Could the human strategy of learning by progressively increasing specificity or difficulty, known as curriculum learning, benefit a neural network?
I train a small CNN identifying plant and animal species from photos in the iNaturalist 2017 dataset. I set up for curriculum learning by filtering the dataset to a balanced 5 classes with 25 subclasses each, then learning to predict in two stages: pre-training on 5 taxonomic classes (birds, insects, mammals) and regular training on the 25 constituent species (blackbirds, bears, butterflies). I test various combinations of learning rates, optimizers, and architectures for curriculum learning. The relevant (highly exploratory!) code is here.
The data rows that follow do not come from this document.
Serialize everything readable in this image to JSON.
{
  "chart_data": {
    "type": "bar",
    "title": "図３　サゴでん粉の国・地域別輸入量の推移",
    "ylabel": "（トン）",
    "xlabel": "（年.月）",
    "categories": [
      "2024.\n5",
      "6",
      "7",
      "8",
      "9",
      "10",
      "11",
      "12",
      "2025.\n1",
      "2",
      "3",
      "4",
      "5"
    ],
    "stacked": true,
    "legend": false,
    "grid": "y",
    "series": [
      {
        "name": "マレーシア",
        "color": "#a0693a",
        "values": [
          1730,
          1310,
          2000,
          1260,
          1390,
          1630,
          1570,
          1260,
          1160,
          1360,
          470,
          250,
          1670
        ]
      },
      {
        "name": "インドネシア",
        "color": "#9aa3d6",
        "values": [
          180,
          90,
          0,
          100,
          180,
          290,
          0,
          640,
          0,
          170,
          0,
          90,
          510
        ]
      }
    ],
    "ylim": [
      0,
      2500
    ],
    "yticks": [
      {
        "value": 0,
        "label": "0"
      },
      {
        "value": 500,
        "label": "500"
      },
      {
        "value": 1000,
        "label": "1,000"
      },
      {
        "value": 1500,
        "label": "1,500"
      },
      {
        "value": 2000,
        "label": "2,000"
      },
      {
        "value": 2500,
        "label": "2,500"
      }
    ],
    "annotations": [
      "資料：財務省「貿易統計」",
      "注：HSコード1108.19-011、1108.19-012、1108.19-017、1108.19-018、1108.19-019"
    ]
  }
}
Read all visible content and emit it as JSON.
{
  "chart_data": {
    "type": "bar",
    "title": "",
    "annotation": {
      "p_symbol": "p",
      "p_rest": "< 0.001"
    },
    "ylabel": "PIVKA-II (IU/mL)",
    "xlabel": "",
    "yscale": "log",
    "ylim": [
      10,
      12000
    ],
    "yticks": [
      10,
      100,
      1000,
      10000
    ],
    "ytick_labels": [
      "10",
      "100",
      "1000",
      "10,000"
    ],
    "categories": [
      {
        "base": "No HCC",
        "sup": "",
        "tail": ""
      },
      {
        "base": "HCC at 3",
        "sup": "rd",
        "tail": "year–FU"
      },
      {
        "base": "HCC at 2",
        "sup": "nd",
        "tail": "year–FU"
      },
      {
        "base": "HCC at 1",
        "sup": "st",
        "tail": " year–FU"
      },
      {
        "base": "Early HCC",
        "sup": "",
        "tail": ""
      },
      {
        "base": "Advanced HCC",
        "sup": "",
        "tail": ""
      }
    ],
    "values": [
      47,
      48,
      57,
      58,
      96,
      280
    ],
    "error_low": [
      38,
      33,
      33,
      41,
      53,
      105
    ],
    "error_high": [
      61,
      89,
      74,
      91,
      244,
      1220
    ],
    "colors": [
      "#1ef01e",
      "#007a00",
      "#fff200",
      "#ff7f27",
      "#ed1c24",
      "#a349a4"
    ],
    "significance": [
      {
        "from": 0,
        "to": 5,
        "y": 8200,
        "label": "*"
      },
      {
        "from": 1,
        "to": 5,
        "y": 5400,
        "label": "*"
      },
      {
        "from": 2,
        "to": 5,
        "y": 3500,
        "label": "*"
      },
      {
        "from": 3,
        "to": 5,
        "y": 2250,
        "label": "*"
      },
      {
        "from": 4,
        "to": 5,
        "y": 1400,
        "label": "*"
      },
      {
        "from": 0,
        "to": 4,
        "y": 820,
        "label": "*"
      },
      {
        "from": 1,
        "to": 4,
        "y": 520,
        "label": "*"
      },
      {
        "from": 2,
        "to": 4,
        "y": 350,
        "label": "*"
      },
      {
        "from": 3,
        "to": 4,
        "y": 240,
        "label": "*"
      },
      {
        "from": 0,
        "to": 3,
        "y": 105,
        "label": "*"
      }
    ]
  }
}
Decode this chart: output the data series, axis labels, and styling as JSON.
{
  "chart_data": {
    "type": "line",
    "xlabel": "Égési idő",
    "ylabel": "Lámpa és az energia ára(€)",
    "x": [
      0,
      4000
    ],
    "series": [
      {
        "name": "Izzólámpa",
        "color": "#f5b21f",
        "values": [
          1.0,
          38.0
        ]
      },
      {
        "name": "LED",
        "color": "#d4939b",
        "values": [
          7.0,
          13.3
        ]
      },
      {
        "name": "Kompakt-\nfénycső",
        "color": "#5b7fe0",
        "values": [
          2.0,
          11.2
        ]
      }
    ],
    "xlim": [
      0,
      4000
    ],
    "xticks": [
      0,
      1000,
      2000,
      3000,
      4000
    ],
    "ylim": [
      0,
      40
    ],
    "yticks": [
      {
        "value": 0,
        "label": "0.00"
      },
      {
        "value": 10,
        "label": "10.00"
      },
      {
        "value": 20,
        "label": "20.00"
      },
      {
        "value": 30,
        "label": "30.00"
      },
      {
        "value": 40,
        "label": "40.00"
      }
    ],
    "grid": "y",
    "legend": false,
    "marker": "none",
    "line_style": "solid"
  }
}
For an intuition on curriculum learning, consider how learning to identifying the species may be harder in the left scenario below (all different kinds of castilleja) and easier—plus more generalizable—in the right scenario of a hypothetical curriculum from mammals to bear species.
This network is very small and trained on only 2000 or 5000 total examples of 10 classes. The highest validation accuracy is around 45%. Below you can activate one or more tabs (by checking the box to the left of the group name) to see the results.
Does pretraining to predict one of 5 classes before finetuning on one of 25 species help?
Below, I pretrain the network on the easy task first: predict one of 5 taxonomic classes, for C epochs total. Then I switch to training/finetuning on the harder task: predict one of 25 species, for S epochs total (by reloading the learned weights into a new network with the same architecture). I vary C from 0 (species baseline in red) to 15. All runs in the "switch" condition initially track the class baseline in blue, drop in accuracy substantially when the switch happens, and quickly catch up to the species baseline.
These initial results are mixed. C 5 S 45 acquires a higher training accuracy than the species baseline, with C=3 and C=10 also matching/exceeding the species baseline at some points. Validation accuracy is noisier: C=5 is only slightly better, with C=15 tracking the species baseline most closely.